We should learn from all countries in the world – whether China, South Korea, Taiwan, Japan, Vietnam, Singapore, Indonesia, Philippines, the United States, United Kingdom, Spain, Italy, France, Germany, Australia, New Zealand, Turkey, Iran or Saudi Arabia.
South Korea and the United States have their first case of Covid-19 on the same day on January 20, but today, some three months later, South Korea is regarded as having set the gold standard for “flattening the curve” while the United States is regarded as a disaster in the handling of the Covid-19 pandemic.
South Korea yesterday reported only eight new Covid-19 cases, totalling 10,661 cases with 234 deaths while United States has chalked up over three-quarter of a million Covid-19 cases with 762,496 cases and a total death toll exceeding 40,000.
In South Korea, 8,042 out of 10,661 cases or 75.4 per cent of the cases have recovered from Covid-19 as compared to 69,956 cases or 9.2 per cent of the cases in the United States.
We must learn the successes of South Korea and avoid the mistakes of United States. In fact we must maintain an attitude of learning from the successes and failures of all countries in the world, as the post-Covid era is totally unprecedented for humanity in all nations.
We must do what is right for Malaysia, for the Malaysian economy and for Malaysians.
For instance, we must learn from Japan, whose emergency medical system is now being pushed to the brink.
Hospitals in Japan are increasingly turning away sick people as the country struggles with surging coronavirus infections and its emergency medical system collapses.
In one recent case, an ambulance carrying a man with a fever and difficulty breathing was rejected by 80 hospitals and forced to search for hours for a hospital in downtown Tokyo that would treat him. Another feverish man finally reached a hospital after paramedics unsuccessfully contacted 40 clinics.
When Malaysia imposed the MCO on March 18, Japan had 1,668 cases and 40 deaths. Today, Japan has a total of 10,797 cases and 236 deaths - poor statistics but still a far cry from the catastrophic figures in European countries and the United States.
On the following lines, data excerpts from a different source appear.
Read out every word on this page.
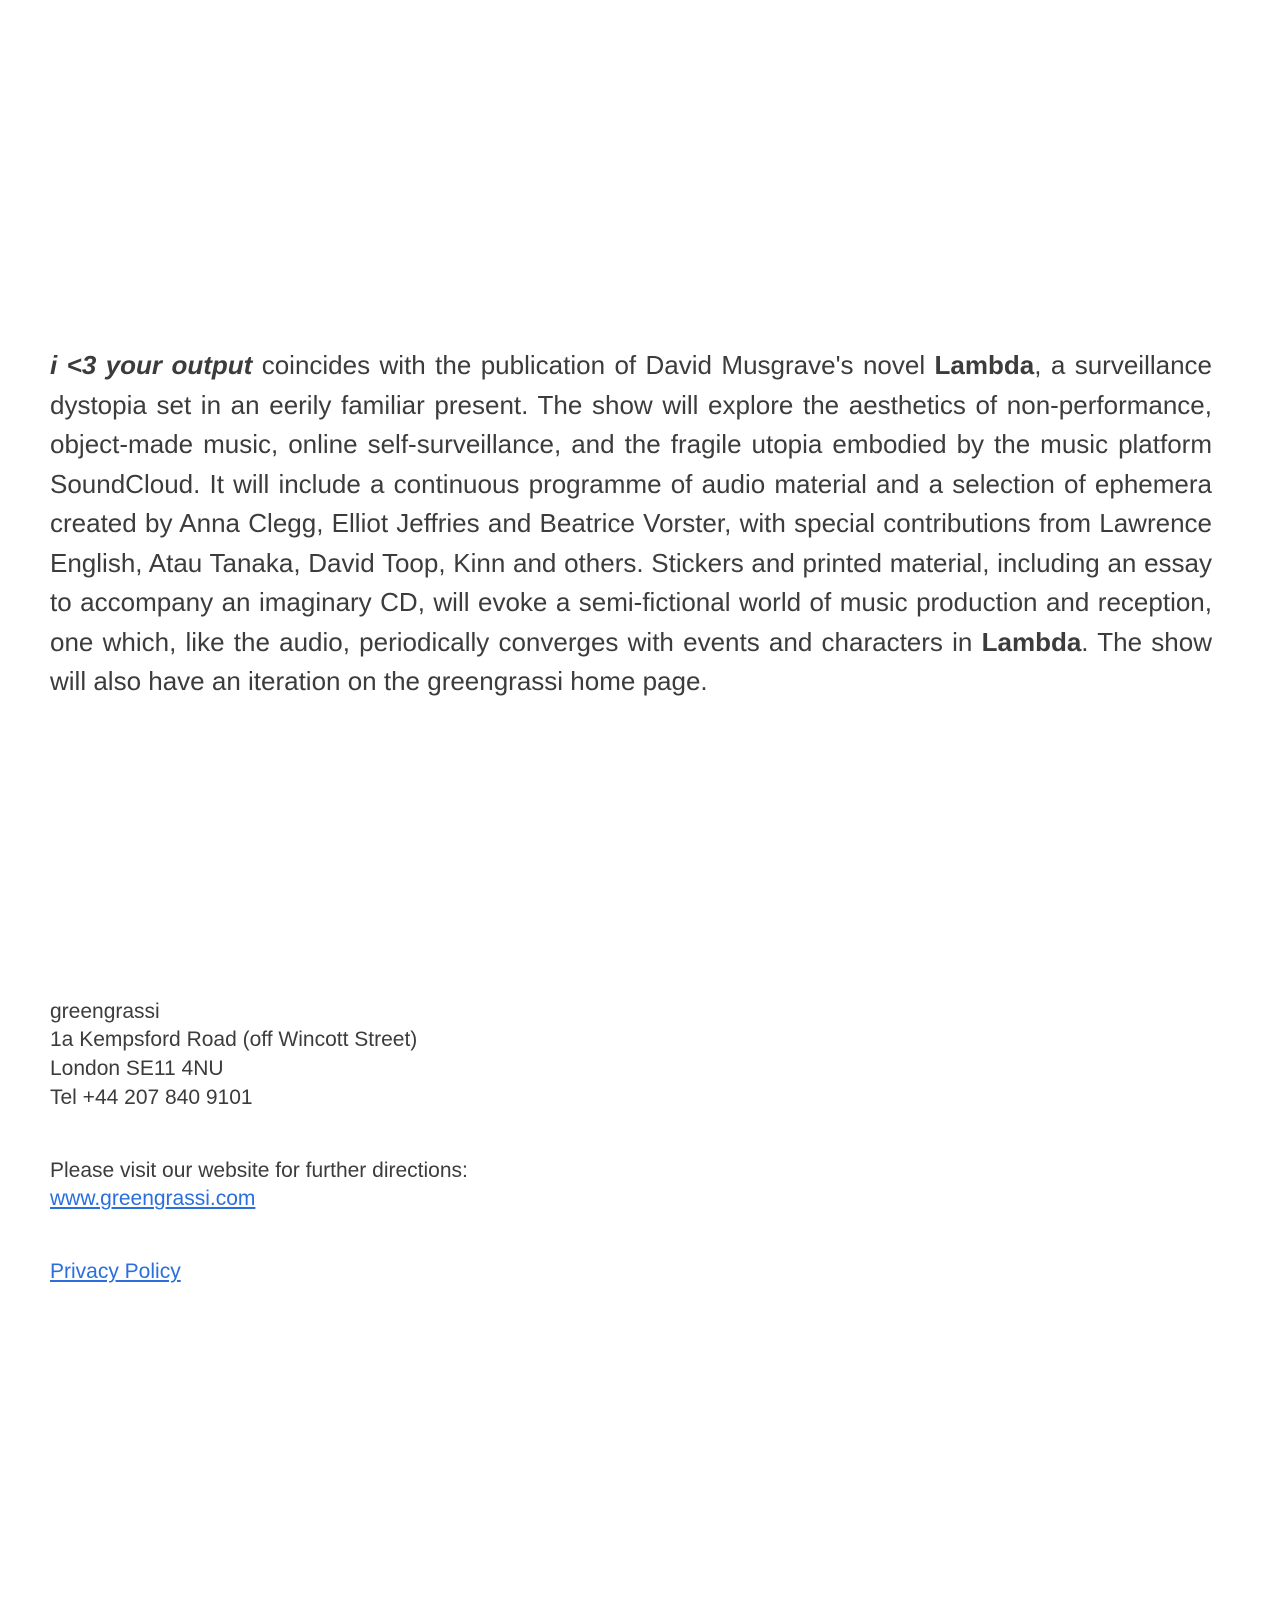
i <3 your output coincides with the publication of David Musgrave's novel Lambda, a surveillance dystopia set in an eerily familiar present. The show will explore the aesthetics of non-performance, object-made music, online self-surveillance, and the fragile utopia embodied by the music platform SoundCloud. It will include a continuous programme of audio material and a selection of ephemera created by Anna Clegg, Elliot Jeffries and Beatrice Vorster, with special contributions from Lawrence English, Atau Tanaka, David Toop, Kinn and others. Stickers and printed material, including an essay to accompany an imaginary CD, will evoke a semi-fictional world of music production and reception, one which, like the audio, periodically converges with events and characters in Lambda. The show will also have an iteration on the greengrassi home page.

greengrassi
1a Kempsford Road (off Wincott Street)
London SE11 4NU
Tel +44 207 840 9101
Please visit our website for further directions:
www.greengrassi.com
Privacy Policy
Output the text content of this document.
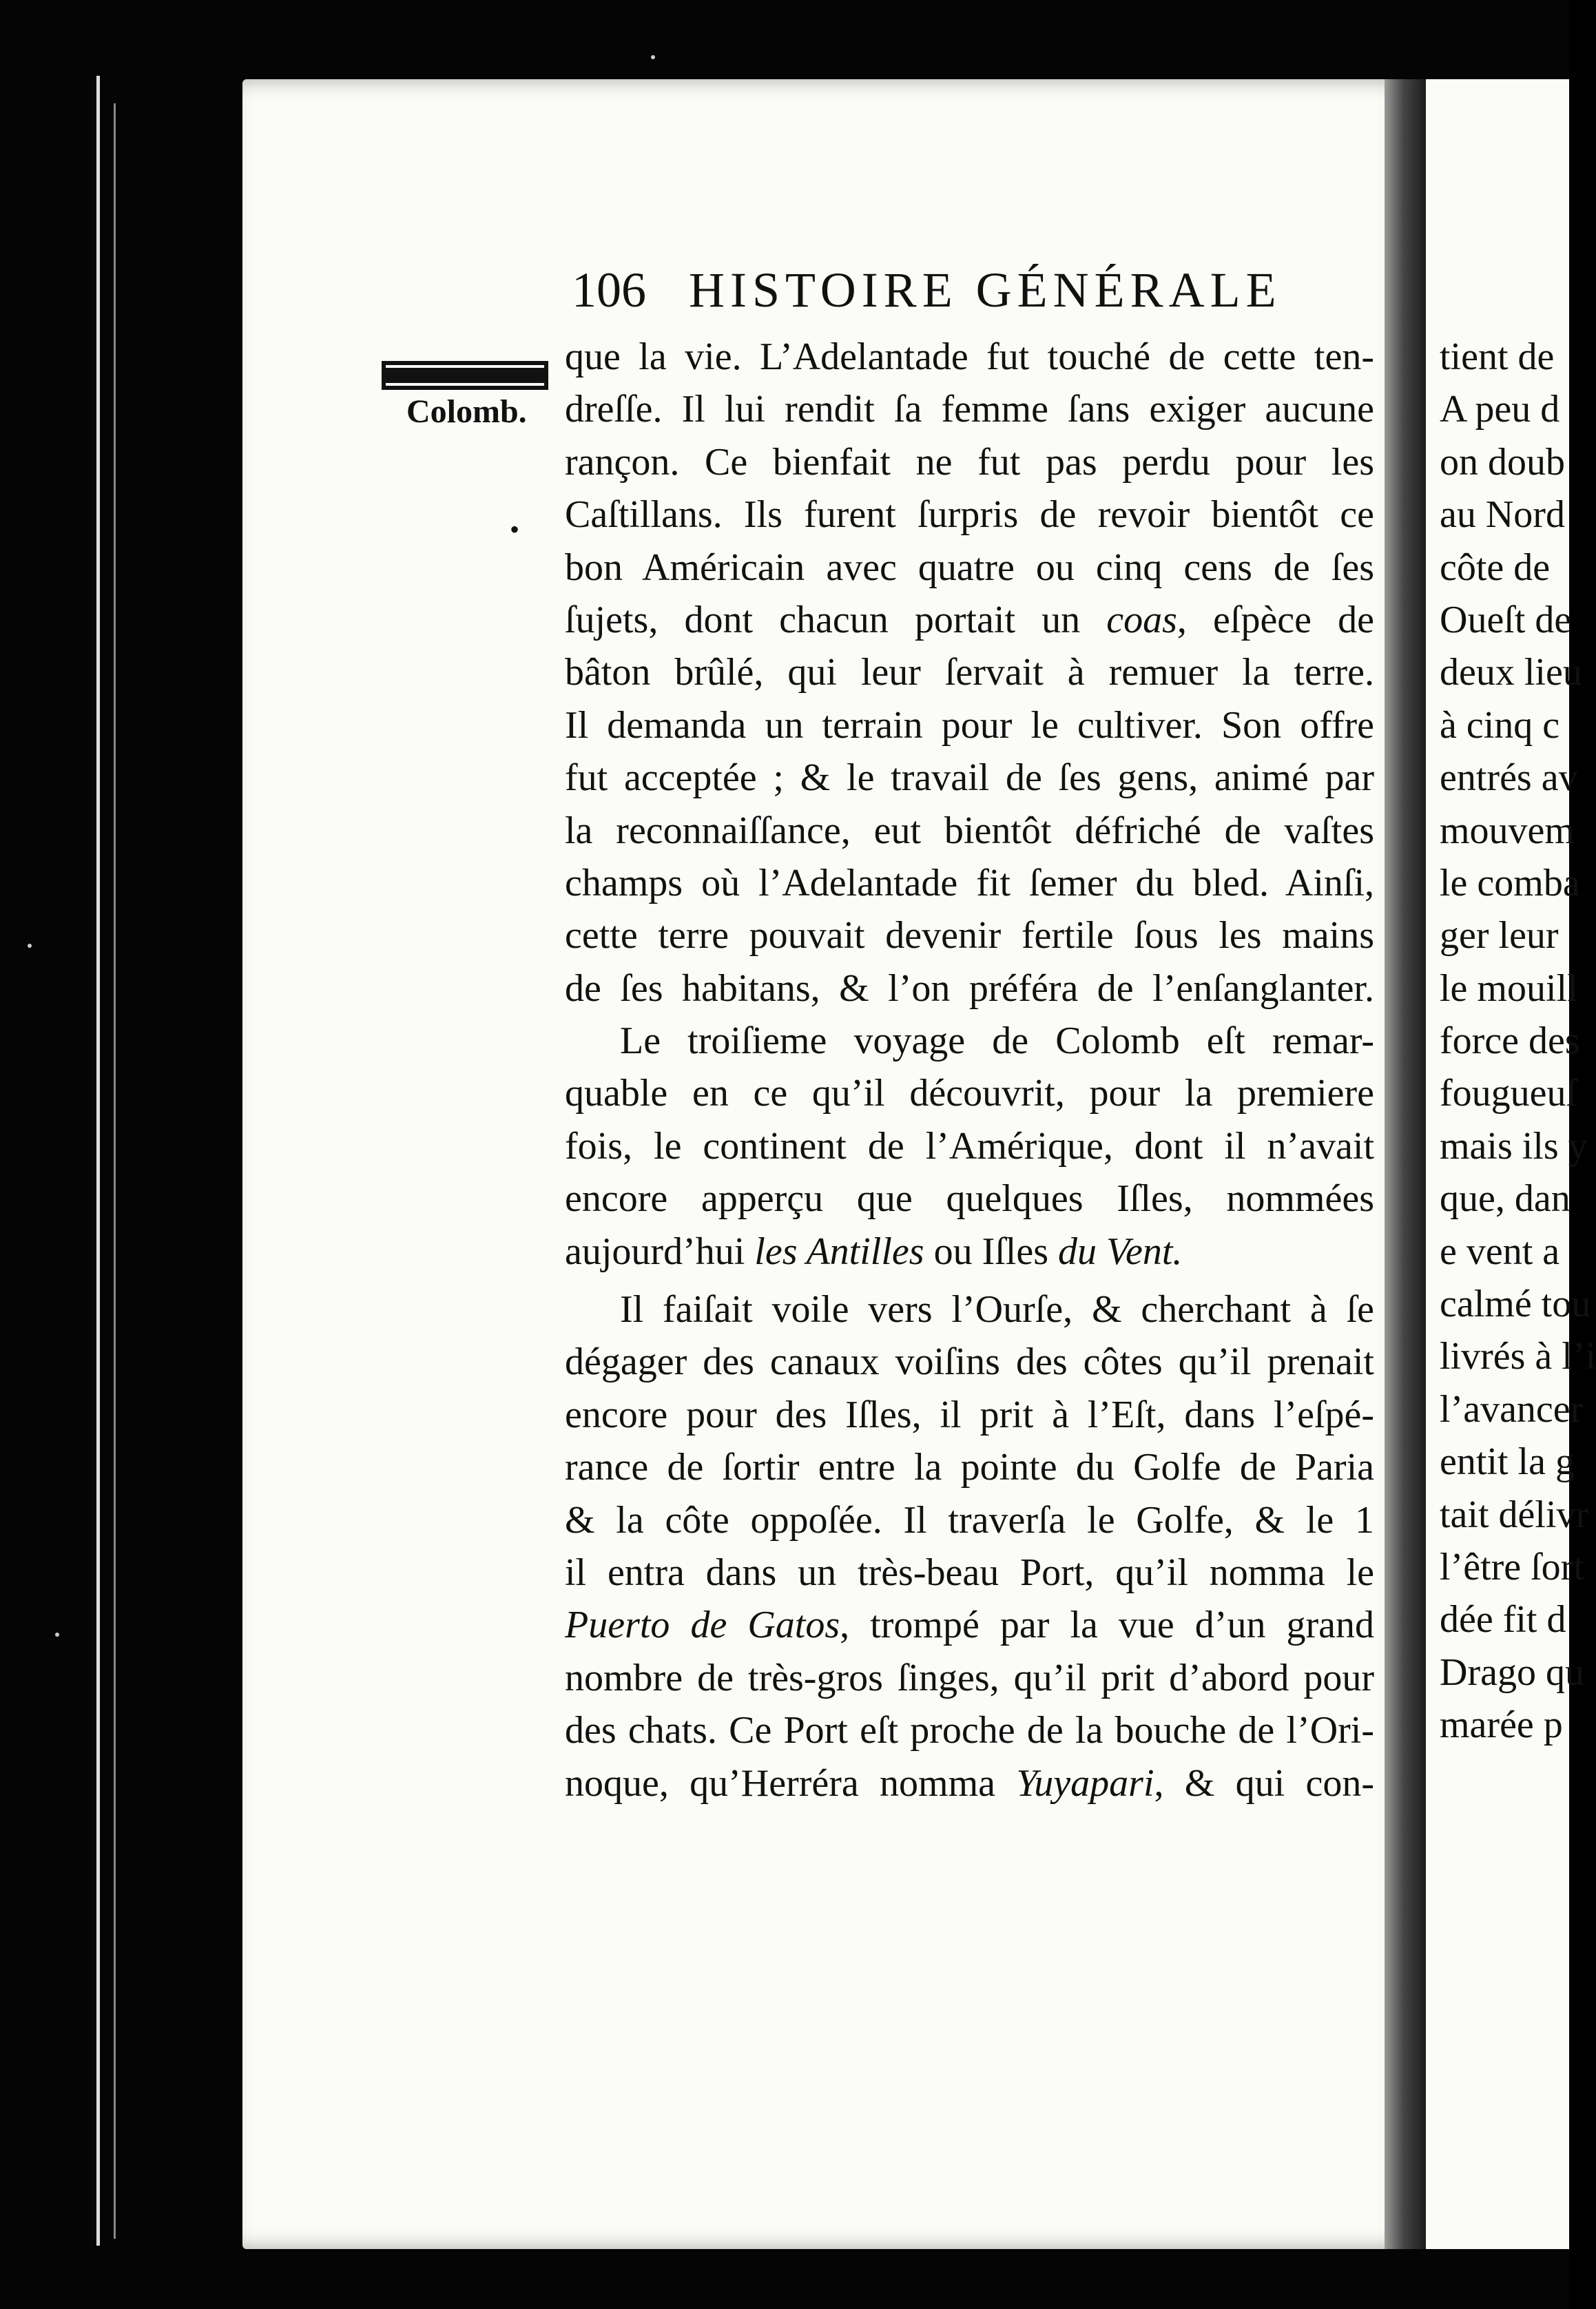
106 HISTOIRE GÉNÉRALE
Colomb.
•
que la vie. L’Adelantade fut touché de cette ten-
dreſſe. Il lui rendit ſa femme ſans exiger aucune
rançon. Ce bienfait ne fut pas perdu pour les
Caſtillans. Ils furent ſurpris de revoir bientôt ce
bon Américain avec quatre ou cinq cens de ſes
ſujets, dont chacun portait un coas, eſpèce de
bâton brûlé, qui leur ſervait à remuer la terre.
Il demanda un terrain pour le cultiver. Son offre
fut acceptée ; & le travail de ſes gens, animé par
la reconnaiſſance, eut bientôt défriché de vaſtes
champs où l’Adelantade fit ſemer du bled. Ainſi,
cette terre pouvait devenir fertile ſous les mains
de ſes habitans, & l’on préféra de l’enſanglanter.
Le troiſieme voyage de Colomb eſt remar-
quable en ce qu’il découvrit, pour la premiere
fois, le continent de l’Amérique, dont il n’avait
encore apperçu que quelques Iſles, nommées
aujourd’hui les Antilles ou Iſles du Vent.
Il faiſait voile vers l’Ourſe, & cherchant à ſe
dégager des canaux voiſins des côtes qu’il prenait
encore pour des Iſles, il prit à l’Eſt, dans l’eſpé-
rance de ſortir entre la pointe du Golfe de Paria
& la côte oppoſée. Il traverſa le Golfe, & le 1
il entra dans un très-beau Port, qu’il nomma le
Puerto de Gatos, trompé par la vue d’un grand
nombre de très-gros ſinges, qu’il prit d’abord pour
des chats. Ce Port eſt proche de la bouche de l’Ori-
noque, qu’Herréra nomma Yuyapari, & qui con-
tient de
A peu d
on doub
au Nord
côte de
Oueſt de
deux lieu
à cinq c
entrés av
mouvem
le comba
ger leur
le mouill
force des
fougueuſ
mais ils y
que, dan
e vent a
calmé tou
livrés à l’i
l’avancer
entit la g
tait délivr
l’être ſort
dée fit d
Drago qu
marée p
Alarmed by rising Covid-19 deaths, Japan is scrambling to expand testing with drive-through facilities and general practitioners helping to collect samples.
For weeks Japan has limited its testing for the coronavirus, despite calls from many health experts who see testing as vital to detecting and isolating cases and slowing the spread.
We must maintain a flexible, creative and nimble approach in the invisible war against Covid-19, to learn from the successes and mistakes by all nations to develop a common collective purpose in this battle – whether from the portals of power or the person on the street in the towns, slums, kampongs and estates.
But we are beginning to see light at the end of the tunnel, both locally and internationally.
Malaysia’s third consecutive day of double-digit increase of Covid-19 cases is further confirmation that the country had passed the peak in the second wave of the coronavirus outbreak.
We have achieved 59.3% of recovery of Covid-19 confirmed cases, putting Malaysia among the top 16 countries for Covid-19 recoveries - headed by China 93.1 per cent, Vietnam 75.7%, South Korea 75.4%, Austria 71.2%, Iceland 72.9%, Thailand 69.7%, Iran 69.4%, Switzerland 64.2%, New Zealand 63.7% and Germany 60.6%.
All over the world, leaders are making plans for the best exit strategy from the lockdowns which will have considerable social, economic and political consequences.
This decision must be made by the whole nation and not only a section of the population – why the role of Parliament is so essential and fundamental if Malaysia is to have a responsible lockdown exit strategy.
I reiterate my call to the Prime Minister to put national interests above all other considerations and ensure that Parliament plays a full role in formulating the best exit strategy and blueprint from the MOC.